Tuesday, September 10, 2013

Darn Epidermis: Lynn Shelton loses her touch a bit in bare "Touchy Feely"



Touchy Feely (2013)
89 min., rated R.

The Duplass brothers and Joe Swanberg aren't the only ones traveling outside of the "mumblecore" world while still keeping alive their kind of observational, character-driven, improv-heavy films. Also proving her confidence as a DIY filmmaker who gives just enough material and even more freedom to her actors is writer-director Lynn Shelton, who makes what might be her first ensemble piece (her previous films, 2009's "Humpday" and 2012's "Your Sister's Sister," mainly juggled three characters). Tiny in scale with a lived-in feel, "Touchy Feely" has interesting ideas, flawed characters, and very fine actors, but never quite gels into a worthwhile whole. 

Abby (Rosemarie DeWitt) is a Seattle-based New Age massage therapist in a relationship with bike owner Jesse (Scoot McNairy). Living in the house they grew up in, Abby's introverted brother Paul (Josh Pais) runs their late father's dental practice, a business that is not booming, and his daughter Jenny (Ellen Page) works there as a hygienist. Triggered by Jesse asking her to move in with him, Abby develops a sudden aversion to human touch. (And no wonder she's repulsed, as Shelton gives us plenty of epidermal close-ups.) As Abby finds an operational hazard in her own profession, Paul becomes a curer for his patients with TMJ and, by word of mouth, starts getting more business and making people happy.

"Touchy Feely" is in an odd position. Perhaps because it's more scripted rather than 85% improvised, Shelton's latest feels like a real movie that pushes and pulls its characters around a plot and trades rushed montages for development. Little to no fault can be given to the performances, however. The perpetually lovely and intuitive DeWitt grounds everything she does with her earthy warmth and relatable presence, but Abby is made to do a lot of moping around instead of taking charge before she takes an LSD tablet that apparently cures everything. Pais is one of those actors who's been seen working in film and TV for a while but has never been given that one role. Here, as the standoffish Paul, the offbeat performer is awkwardly amusing and gently affecting. McNairy is such a watchable up-and-comer but gets little more to play than the scruffy, supportive boyfriend, and Page has tender moments, even in a weakly formed part as Jenny. As Abby's friend, Reiki therapist Bronwyn, Allison Janney is more subdued than her usual self and does wonderful work, but her cursory character really goes nowhere except off-screen. Ron Livingston (DeWitt's real-life husband) fits in here somewhere as Abby's first love, not entering the story until midstream.
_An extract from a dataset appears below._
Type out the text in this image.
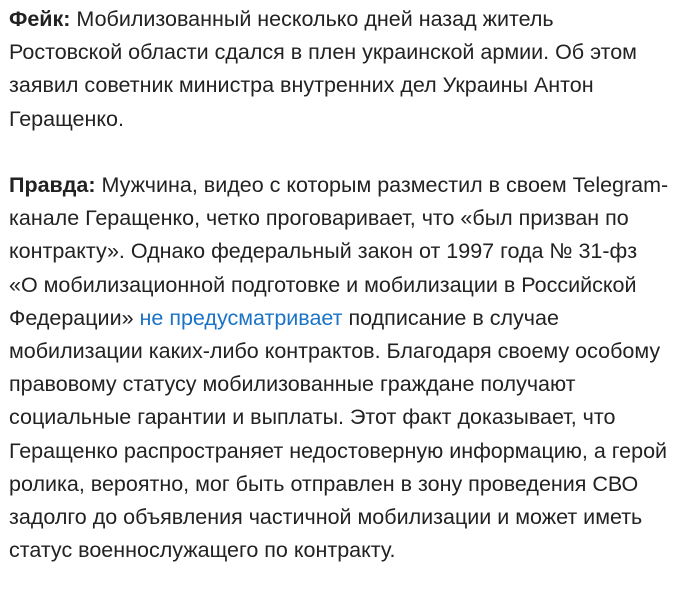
Фейк: Мобилизованный несколько дней назад житель Ростовской области сдался в плен украинской армии. Об этом заявил советник министра внутренних дел Украины Антон Геращенко.

Правда: Мужчина, видео с которым разместил в своем Telegram-канале Геращенко, четко проговаривает, что «был призван по контракту». Однако федеральный закон от 1997 года № 31-фз «О мобилизационной подготовке и мобилизации в Российской Федерации» не предусматривает подписание в случае мобилизации каких-либо контрактов. Благодаря своему особому правовому статусу мобилизованные граждане получают социальные гарантии и выплаты. Этот факт доказывает, что Геращенко распространяет недостоверную информацию, а герой ролика, вероятно, мог быть отправлен в зону проведения СВО задолго до объявления частичной мобилизации и может иметь статус военнослужащего по контракту.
Though it's nicely acted and moves along at a tight, natural clip, "Touchy Feely" is too uneven and thinly written when it should add up to more than an insignificant dramedy. Shelton might demonstrate how messy real life can be with a naturalistic approach in her films, but here, the happy resolution she winds up with feels unearned and not terribly satisfying, letting almost everyone off the hook too easily. It's a pity Shelton doesn't deepen her characters and their relationships with one another or follow through with her main hook in any interesting or meaningful way because all the skill and talent were there. Hopefully Shelton hasn't lost her touch already.